Have you ever heard of the term “buying down the rate?” Wilner says it refers to mortgage points or fees that borrowers pay the lender to reduce the interest rate on the life of their mortgage. “It’s optional for borrowers, and when paying points, there’s no set amount for how much a mortgage point will reduce your rate,” she explains. “For example, let’s say you have a $250,000 mortgage and one point costs 1 percent of your loan amount; in this instance, one mortgage point would run you $2,500.”
It may be worth it to research this option to get a lower rate. “Also, if you plan to stay in the home for a longer period of time, you may over time recoup the cost of purchasing points,” Wilner says.
According to the U.S. Census Bureau, the average U.S. household spends $2,471 on property taxes. “Homeowners are required to pay property taxes, which are a major source of income for local governments to cover the cost of community services,” Wilner explains. If an escrow account is established, she says the monthly tax payment will be rolled into the monthly mortgage payment.
“Property taxes can be highly variable between cities, states, and properties, and can be a significant expense of owning a home.” For instance, according to Wallet Hub, the annual taxes on a home in South Carolina priced at the state median value amount are $924. In Illinois, however, they’re $4,419 a year.

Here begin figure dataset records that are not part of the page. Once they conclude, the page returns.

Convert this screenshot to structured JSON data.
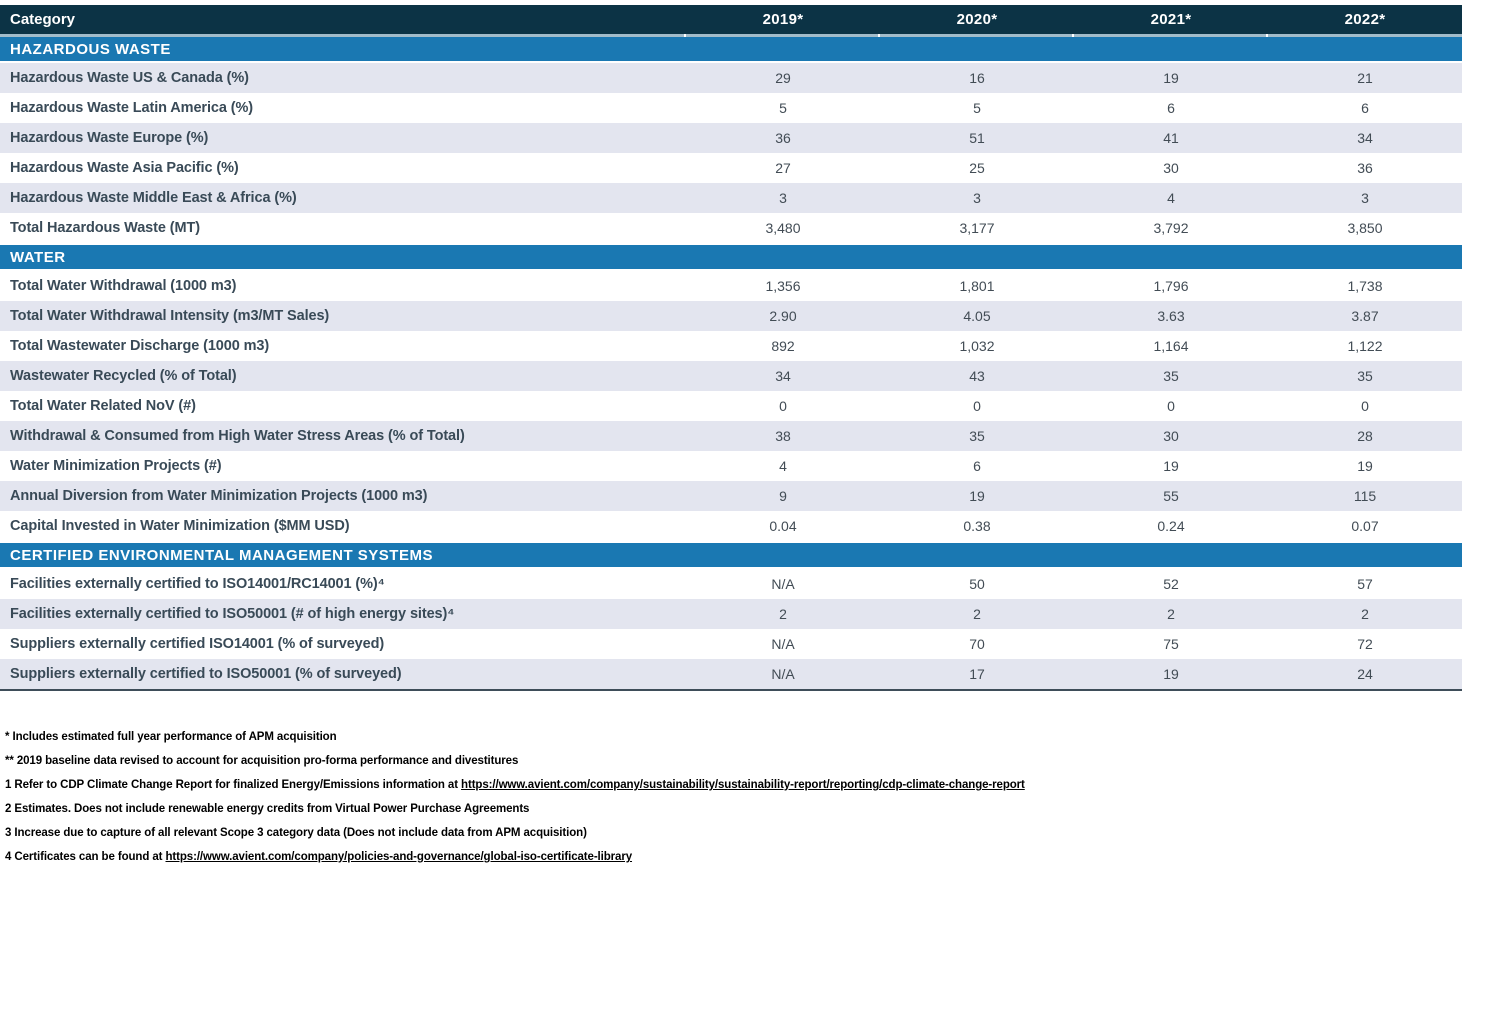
{
  "table": {
    "header": {
      "category_label": "Category",
      "years": [
        "2019*",
        "2020*",
        "2021*",
        "2022*"
      ]
    },
    "colors": {
      "header_bg": "#0c3345",
      "header_text": "#ffffff",
      "section_bg": "#1a78b2",
      "row_shaded_bg": "#e3e5ef",
      "row_white_bg": "#ffffff",
      "label_text": "#394a57",
      "value_text": "#424c55",
      "divider_strip": "#a2bcca",
      "bottom_border": "#3e4d59"
    },
    "sections": [
      {
        "title": "HAZARDOUS WASTE",
        "rows": [
          {
            "label": "Hazardous Waste US & Canada (%)",
            "values": [
              "29",
              "16",
              "19",
              "21"
            ],
            "shaded": true
          },
          {
            "label": "Hazardous Waste Latin America (%)",
            "values": [
              "5",
              "5",
              "6",
              "6"
            ],
            "shaded": false
          },
          {
            "label": "Hazardous Waste Europe (%)",
            "values": [
              "36",
              "51",
              "41",
              "34"
            ],
            "shaded": true
          },
          {
            "label": "Hazardous Waste Asia Pacific (%)",
            "values": [
              "27",
              "25",
              "30",
              "36"
            ],
            "shaded": false
          },
          {
            "label": "Hazardous Waste Middle East & Africa (%)",
            "values": [
              "3",
              "3",
              "4",
              "3"
            ],
            "shaded": true
          },
          {
            "label": "Total Hazardous Waste (MT)",
            "values": [
              "3,480",
              "3,177",
              "3,792",
              "3,850"
            ],
            "shaded": false
          }
        ]
      },
      {
        "title": "WATER",
        "rows": [
          {
            "label": "Total Water Withdrawal (1000 m3)",
            "values": [
              "1,356",
              "1,801",
              "1,796",
              "1,738"
            ],
            "shaded": false
          },
          {
            "label": "Total Water Withdrawal Intensity (m3/MT Sales)",
            "values": [
              "2.90",
              "4.05",
              "3.63",
              "3.87"
            ],
            "shaded": true
          },
          {
            "label": "Total Wastewater Discharge (1000 m3)",
            "values": [
              "892",
              "1,032",
              "1,164",
              "1,122"
            ],
            "shaded": false
          },
          {
            "label": "Wastewater Recycled (% of Total)",
            "values": [
              "34",
              "43",
              "35",
              "35"
            ],
            "shaded": true
          },
          {
            "label": "Total Water Related NoV (#)",
            "values": [
              "0",
              "0",
              "0",
              "0"
            ],
            "shaded": false
          },
          {
            "label": "Withdrawal & Consumed from High Water Stress Areas (% of Total)",
            "values": [
              "38",
              "35",
              "30",
              "28"
            ],
            "shaded": true
          },
          {
            "label": "Water Minimization Projects (#)",
            "values": [
              "4",
              "6",
              "19",
              "19"
            ],
            "shaded": false
          },
          {
            "label": "Annual Diversion from Water Minimization Projects (1000 m3)",
            "values": [
              "9",
              "19",
              "55",
              "115"
            ],
            "shaded": true
          },
          {
            "label": "Capital Invested in Water Minimization ($MM USD)",
            "values": [
              "0.04",
              "0.38",
              "0.24",
              "0.07"
            ],
            "shaded": false
          }
        ]
      },
      {
        "title": "CERTIFIED ENVIRONMENTAL MANAGEMENT SYSTEMS",
        "rows": [
          {
            "label": "Facilities externally certified to ISO14001/RC14001 (%)⁴",
            "values": [
              "N/A",
              "50",
              "52",
              "57"
            ],
            "shaded": false
          },
          {
            "label": "Facilities externally certified to ISO50001 (# of high energy sites)⁴",
            "values": [
              "2",
              "2",
              "2",
              "2"
            ],
            "shaded": true
          },
          {
            "label": "Suppliers externally certified ISO14001 (% of surveyed)",
            "values": [
              "N/A",
              "70",
              "75",
              "72"
            ],
            "shaded": false
          },
          {
            "label": "Suppliers externally certified to ISO50001 (% of surveyed)",
            "values": [
              "N/A",
              "17",
              "19",
              "24"
            ],
            "shaded": true
          }
        ]
      }
    ]
  },
  "footnotes": [
    {
      "segments": [
        {
          "text": "* Includes estimated full year performance of APM acquisition"
        }
      ]
    },
    {
      "segments": [
        {
          "text": "** 2019 baseline data revised to account for acquisition pro-forma performance and divestitures"
        }
      ]
    },
    {
      "segments": [
        {
          "text": "1 Refer to CDP Climate Change Report for finalized Energy/Emissions information at "
        },
        {
          "text": "https://www.avient.com/company/sustainability/sustainability-report/reporting/cdp-climate-change-report",
          "link": true
        }
      ]
    },
    {
      "segments": [
        {
          "text": "2 Estimates. Does not include renewable energy credits from Virtual Power Purchase Agreements"
        }
      ]
    },
    {
      "segments": [
        {
          "text": "3 Increase due to capture of all relevant Scope 3 category data (Does not include data from APM acquisition)"
        }
      ]
    },
    {
      "segments": [
        {
          "text": "4 Certificates can be found at "
        },
        {
          "text": "https://www.avient.com/company/policies-and-governance/global-iso-certificate-library",
          "link": true
        }
      ]
    }
  ]
}
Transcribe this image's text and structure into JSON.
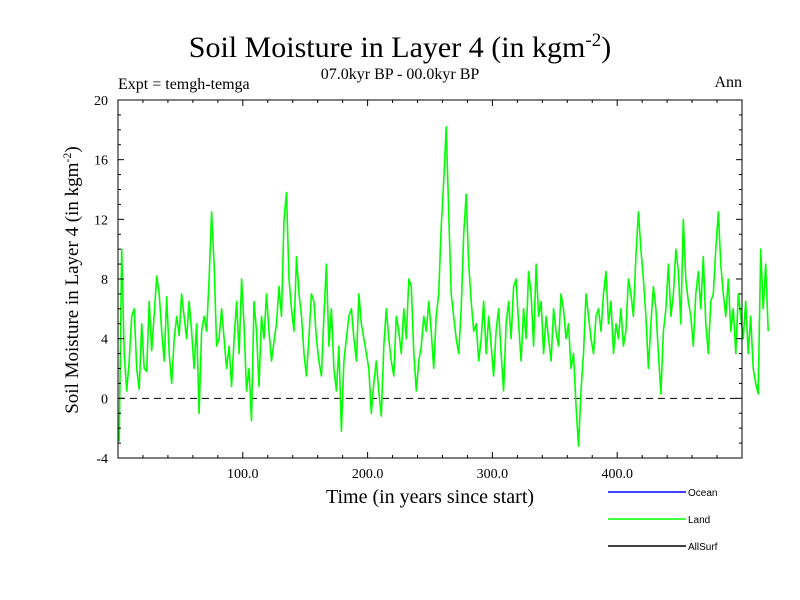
{
  "chart_data": {
    "type": "line",
    "title": "Soil Moisture in Layer 4 (in kgm",
    "title_exponent": "-2",
    "title_close": ")",
    "subtitle": "07.0kyr BP - 00.0kyr BP",
    "experiment_label": "Expt = temgh-temga",
    "season_label": "Ann",
    "xlabel": "Time (in years since start)",
    "ylabel": "Soil Moisture in Layer 4 (in kgm",
    "ylabel_exponent": "-2",
    "ylabel_close": ")",
    "xlim": [
      0,
      500
    ],
    "ylim": [
      -4,
      20
    ],
    "x_ticks": [
      100,
      200,
      300,
      400
    ],
    "x_tick_labels": [
      "100.0",
      "200.0",
      "300.0",
      "400.0"
    ],
    "y_ticks": [
      -4,
      0,
      4,
      8,
      12,
      16,
      20
    ],
    "y_tick_labels": [
      "-4",
      "0",
      "4",
      "8",
      "12",
      "16",
      "20"
    ],
    "reference_line": 0,
    "legend_position": "bottom-right, below plot",
    "series": [
      {
        "name": "Ocean",
        "color": "#0000ff",
        "values": []
      },
      {
        "name": "Land",
        "color": "#00ff00",
        "x_start": 1,
        "x_step": 2,
        "values": [
          -2.9,
          10.0,
          3.0,
          0.5,
          2.5,
          5.5,
          6.0,
          2.0,
          0.6,
          5.0,
          2.0,
          1.8,
          6.5,
          3.2,
          5.6,
          8.2,
          7.0,
          4.5,
          2.5,
          6.8,
          3.0,
          1.0,
          4.0,
          5.5,
          4.2,
          7.0,
          5.5,
          4.0,
          6.5,
          4.5,
          2.0,
          5.0,
          -1.0,
          4.5,
          5.5,
          4.5,
          8.0,
          12.5,
          9.0,
          3.5,
          4.0,
          6.0,
          4.0,
          2.0,
          3.5,
          0.8,
          4.0,
          6.5,
          3.0,
          8.0,
          5.0,
          0.5,
          2.0,
          -1.5,
          6.5,
          4.5,
          0.8,
          5.5,
          4.0,
          7.0,
          4.5,
          2.5,
          3.8,
          5.0,
          7.5,
          5.5,
          12.0,
          13.8,
          8.0,
          6.0,
          4.5,
          9.5,
          7.0,
          5.5,
          3.0,
          1.5,
          4.0,
          7.0,
          6.5,
          4.0,
          2.5,
          1.5,
          5.5,
          9.0,
          3.5,
          6.0,
          2.0,
          0.5,
          3.5,
          -2.2,
          2.5,
          4.0,
          5.5,
          6.0,
          4.0,
          2.5,
          7.0,
          5.0,
          4.0,
          3.0,
          2.0,
          -1.0,
          1.0,
          2.5,
          0.5,
          -1.2,
          3.5,
          6.0,
          4.0,
          2.5,
          1.5,
          5.5,
          4.5,
          3.0,
          6.0,
          4.0,
          8.0,
          7.5,
          3.0,
          0.5,
          2.5,
          3.5,
          5.5,
          4.5,
          6.5,
          4.5,
          2.0,
          5.5,
          7.0,
          11.5,
          14.5,
          18.2,
          12.5,
          7.0,
          5.5,
          4.0,
          3.0,
          6.0,
          11.0,
          13.7,
          9.0,
          6.5,
          4.5,
          5.0,
          2.5,
          4.0,
          6.5,
          3.0,
          5.5,
          3.5,
          1.5,
          4.5,
          6.0,
          3.0,
          0.5,
          5.0,
          6.5,
          4.0,
          7.5,
          8.0,
          5.0,
          2.5,
          6.0,
          4.0,
          8.5,
          7.0,
          3.5,
          9.0,
          5.5,
          6.5,
          3.0,
          5.5,
          4.0,
          2.5,
          6.0,
          4.5,
          3.5,
          7.0,
          6.0,
          4.0,
          5.0,
          2.0,
          3.0,
          -0.5,
          -3.2,
          0.5,
          3.0,
          7.0,
          5.5,
          4.0,
          3.0,
          5.5,
          6.0,
          4.5,
          7.0,
          8.5,
          5.0,
          6.5,
          3.0,
          5.0,
          4.0,
          6.0,
          3.5,
          4.5,
          8.0,
          7.0,
          5.5,
          9.5,
          12.5,
          10.0,
          8.0,
          5.5,
          2.0,
          5.0,
          7.5,
          6.0,
          3.0,
          0.3,
          4.5,
          6.0,
          9.0,
          5.5,
          7.0,
          10.0,
          8.5,
          5.0,
          12.0,
          8.0,
          6.5,
          5.5,
          3.5,
          7.0,
          8.5,
          6.0,
          9.5,
          5.0,
          3.0,
          6.5,
          7.0,
          10.0,
          12.5,
          9.0,
          7.0,
          5.5,
          8.0,
          4.5,
          6.0,
          3.0,
          7.0,
          5.5,
          4.0,
          6.5,
          3.0,
          5.5,
          2.0,
          1.0,
          0.3,
          10.0,
          6.0,
          9.0,
          4.5
        ]
      },
      {
        "name": "AllSurf",
        "color": "#000000",
        "values": []
      }
    ]
  }
}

And in New Jersey, they’re $8,362.
Wilner says it’s possible for property taxes to be prorated at the time of closing. “This is dependent on a variety of factors, including the area where the home is being purchased, the state’s tax rate system, tax deadlines, and the terms of the purchase agreement,” she explains. “In some cases, the buyer or seller may have to pay property taxes for the prorated time they’ll each be in the home.”
Closing or Escrow Fees
Although this varies depending on jurisdiction, you’ll often have to pay a closing or escrow fee. “In some states, you would close “in escrow,” which requires the services of an escrow company, real estate attorney, or title company to conduct the closing and distribute funds to all parties involved in the deal,” says Michael J. Romer, managing partner at New York-based law firm Romer Debbas. “In states where there is a same-day closing with attorneys present for all parties, you typically would not see an additional closing fee or escrow fee.” Romer says that escrow fees tend to be a percentage (say, 1 percent) of the purchase price.
You might be expecting to pay attorney’s fees for your lawyer, but according to Romer, in some jurisdictions, you may have to pay for the financing bank’s lawyer as well. “Bank attorney fees typically range from $800 to $1,500, on average, depending on the lender,” he explains.
And depending on where you’re buying a home, Romer says your lawyer’s cost could be anywhere from several hundred to several thousand dollars. “Attorneys in luxury real estate markets generally charge a premium for their services, which is, in part, due to the white-glove service required as well as the increased liability associated with luxury transactions.”
There are also other fees that can vary by jurisdiction, and Romer warns that they can be quite unexpected. For example, he notes that sometimes there is an “attendance fee,” or “tip,” paid to the person who attends the closing on behalf of the title insurance company. “This will typically be a few hundred dollars, depending on what is customary in your area,” he explains.
Romer offers a final tip to avoid surprises: “It is important to work with the right real estate broker, attorney, and lender to ensure you are fully prepared.”